Diet and exercise aren’t just good for your heart and lungs—they also lower your risk of developing a variety of cancers. More specifically, maintaining your weight and avoiding becoming overweight or obese are particularly important for the health of your liver and for reducing the risk of developing liver cancer.
The liver performs many metabolic functions—in other words, it changes nutrients from the food we eat into substances we can use. It also stores these substances and supplies cells with them when needed.
Some of the liver’s functions include:
- Using vitamin K to make proteins to clot blood
- Breaking down fat to produce energy
- Using carbohydrates to keep blood sugar levels constant
- Breaking down proteins to produce energy
- Storing vitamins and minerals, and releasing them when needed
Fatty Liver Disease and the Connection with Liver Cancer
Fatty liver disease occurs when fat molecules build up inside liver cells, leading to inflammation of the liver and damage to the liver tissue. This disease used to be seen primarily in people who drink excessively, but now, that is changing.
Today, about 20 percent of American adults have some amount of fatty liver disease, and that increase in non-alcoholic liver disease is attributed to the increase in the rates of obesity and diabetes. The CDC reported in 2016 that nearly 40 percent of Americans were obese. In addition, one in three adults is considered overweight.
These increases in rates of weight gain are especially concerning because researchers have found that people who are obese and overweight are more likely to have two conditions that lead to liver disease: non-alcoholic fatty liver disease (NAFLD) and non-alcoholic steatohepatitis (NASH), which is a type of NAFLD.
Fatty liver disease can cause few symptoms, and in some cases, can be a stable and low-grade condition for years. However, it can escalate, creating scarring in the liver, or cirrhosis. This condition is often irreversible and also is associated with an increased risk of developing liver cancer.
Some people may feel tired or feel achiness in the upper right side of the abdomen, but for most, fatty liver disease may only be discovered when a routine blood test reveals elevated levels of liver enzymes. If elevated levels of liver enzymes are discovered, your doctor may perform a liver biopsy, which is the definitive way to diagnose fatty liver disease.
For many other people, the symptoms of cirrhosis may be the first sign of a liver problem. These include easily bleeding or bruising, water build-up in the legs or abdomen, jaundice, itchy skin, medicine sensitivity, insulin resistance and the development of type 2 diabetes.
Preventing Fatty Liver Disease
Fatty liver disease can be avoided.
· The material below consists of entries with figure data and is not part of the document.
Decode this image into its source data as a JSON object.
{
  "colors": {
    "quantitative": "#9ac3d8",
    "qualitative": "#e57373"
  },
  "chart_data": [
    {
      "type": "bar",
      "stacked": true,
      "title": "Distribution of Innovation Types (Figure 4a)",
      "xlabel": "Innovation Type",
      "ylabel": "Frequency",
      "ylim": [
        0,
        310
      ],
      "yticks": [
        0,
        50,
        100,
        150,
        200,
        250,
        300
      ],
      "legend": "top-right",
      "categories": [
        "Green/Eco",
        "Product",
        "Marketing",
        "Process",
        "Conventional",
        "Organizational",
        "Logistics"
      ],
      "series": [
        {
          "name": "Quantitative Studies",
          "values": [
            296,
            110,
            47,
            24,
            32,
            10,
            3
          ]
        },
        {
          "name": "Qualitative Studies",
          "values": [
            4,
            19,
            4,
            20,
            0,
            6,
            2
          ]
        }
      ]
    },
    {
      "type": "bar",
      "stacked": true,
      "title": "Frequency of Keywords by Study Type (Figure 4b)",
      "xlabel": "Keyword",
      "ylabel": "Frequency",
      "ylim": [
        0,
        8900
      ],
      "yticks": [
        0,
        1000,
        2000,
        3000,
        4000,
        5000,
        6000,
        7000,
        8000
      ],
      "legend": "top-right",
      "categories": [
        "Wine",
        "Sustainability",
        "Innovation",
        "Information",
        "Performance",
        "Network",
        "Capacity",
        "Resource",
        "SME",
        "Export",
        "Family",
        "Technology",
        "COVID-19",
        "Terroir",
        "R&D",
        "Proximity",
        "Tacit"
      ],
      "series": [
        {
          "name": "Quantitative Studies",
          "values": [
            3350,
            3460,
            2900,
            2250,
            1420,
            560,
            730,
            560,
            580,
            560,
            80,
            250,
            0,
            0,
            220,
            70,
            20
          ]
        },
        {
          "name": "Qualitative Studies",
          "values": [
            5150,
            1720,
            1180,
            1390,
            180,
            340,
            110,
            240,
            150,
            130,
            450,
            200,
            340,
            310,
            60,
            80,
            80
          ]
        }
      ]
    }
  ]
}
Weight loss, proper nutrition and exercise are the main treatments for NAFLD and NASH. Weight loss can reduce and even resolve NASH. Significant weight loss may even improve fibrosis, or tissue scarring, in those who have progressed to cirrhosis.
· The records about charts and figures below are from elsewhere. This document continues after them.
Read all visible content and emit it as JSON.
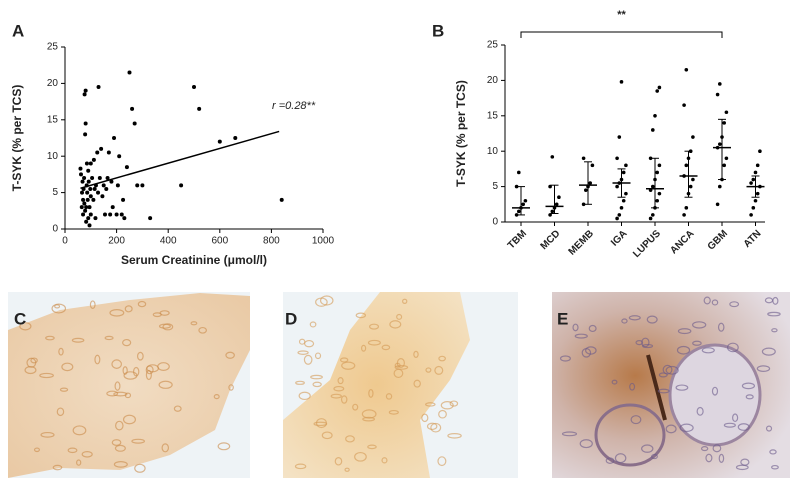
{
  "chart_data": [
    {
      "type": "scatter",
      "label": "A",
      "x_label": "Serum Creatinine (μmol/l)",
      "y_label": "T-SYK (% per TCS)",
      "annotation": "r =0.28**",
      "xlim": [
        0,
        1000
      ],
      "xticks": [
        0,
        200,
        400,
        600,
        800,
        1000
      ],
      "ylim": [
        0,
        25
      ],
      "yticks": [
        0,
        5,
        10,
        15,
        20,
        25
      ],
      "color": "#000000",
      "x": [
        60,
        62,
        65,
        66,
        68,
        70,
        70,
        72,
        74,
        75,
        76,
        78,
        80,
        80,
        82,
        84,
        85,
        86,
        88,
        90,
        92,
        95,
        98,
        100,
        100,
        105,
        110,
        112,
        115,
        118,
        120,
        125,
        128,
        130,
        135,
        140,
        145,
        150,
        155,
        160,
        165,
        170,
        175,
        180,
        185,
        190,
        200,
        205,
        210,
        220,
        225,
        230,
        240,
        250,
        260,
        270,
        280,
        300,
        330,
        450,
        500,
        520,
        600,
        660,
        840,
        78,
        82,
        90,
        95,
        100
      ],
      "values": [
        8.3,
        7.5,
        3,
        5,
        6.5,
        2,
        4,
        5.5,
        7,
        3.5,
        18.5,
        2.5,
        19,
        14.5,
        1,
        6,
        9,
        5,
        4,
        1.5,
        6.5,
        3,
        5.5,
        9,
        2,
        7,
        4,
        9.5,
        5.5,
        1.5,
        6,
        10.5,
        5,
        19.5,
        7,
        11,
        4.5,
        6,
        2,
        5.5,
        7,
        10.5,
        2,
        6.5,
        3,
        12.5,
        2,
        6,
        10,
        2,
        4,
        1.5,
        8.5,
        21.5,
        16.5,
        14.5,
        6,
        6,
        1.5,
        6,
        19.5,
        16.5,
        12,
        12.5,
        4,
        13,
        3,
        8,
        0.5,
        4.5
      ],
      "fit_line": {
        "x": [
          60,
          830
        ],
        "y": [
          5.6,
          13.4
        ]
      }
    },
    {
      "type": "dot",
      "label": "B",
      "y_label": "T-SYK (% per TCS)",
      "annotation": "**",
      "ylim": [
        0,
        25
      ],
      "yticks": [
        0,
        5,
        10,
        15,
        20,
        25
      ],
      "color": "#000000",
      "categories": [
        "TBM",
        "MCD",
        "MEMB",
        "IGA",
        "LUPUS",
        "ANCA",
        "GBM",
        "ATN"
      ],
      "points": [
        [
          1,
          1.5,
          2,
          2.5,
          3,
          5,
          7
        ],
        [
          1,
          1.5,
          2,
          2.5,
          3.5,
          5,
          9.2
        ],
        [
          2.5,
          4.5,
          5,
          5.5,
          8,
          9
        ],
        [
          0.5,
          1,
          2,
          3,
          4,
          5,
          5.5,
          6,
          7,
          8,
          9,
          12,
          19.8
        ],
        [
          0.5,
          1,
          2,
          3,
          4,
          4.5,
          5,
          6,
          7,
          8,
          9,
          13,
          15,
          18.5,
          19
        ],
        [
          1,
          2,
          4,
          5,
          6,
          6.5,
          8,
          9,
          10,
          12,
          16.5,
          21.5
        ],
        [
          2.5,
          5,
          6,
          8,
          9,
          10.5,
          11,
          12,
          14,
          15.5,
          18,
          19.5
        ],
        [
          1,
          2,
          3,
          4,
          5,
          5.5,
          6,
          7,
          8,
          10
        ]
      ],
      "median": [
        2,
        2.2,
        5.2,
        5.5,
        4.7,
        6.5,
        10.5,
        5
      ],
      "lower": [
        1,
        1.2,
        2.5,
        3.5,
        2,
        3.5,
        6,
        3.5
      ],
      "upper": [
        5,
        5.2,
        8.5,
        7.5,
        9,
        10,
        14.5,
        6.5
      ]
    }
  ],
  "panels": [
    "C",
    "D",
    "E"
  ]
}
Losing weight alone may not be enough to counter fatty liver disease. Diets low in carbohydrates and rich in omega-3 fatty acids are also beneficial. If you have diabetes, high blood pressure or high cholesterol, be sure to work with your doctor to ensure these conditions are well controlled, since they contribute to the progression of NAFLD and NASH to cirrhosis. Researchers worldwide are actively exploring additional treatments to help your liver be healthy.
Your liver serves a vital function. Help it stay “in shape” by maintaining a healthy weight, diet and lifestyle so your organ can continue performing its critical metabolic function long-term.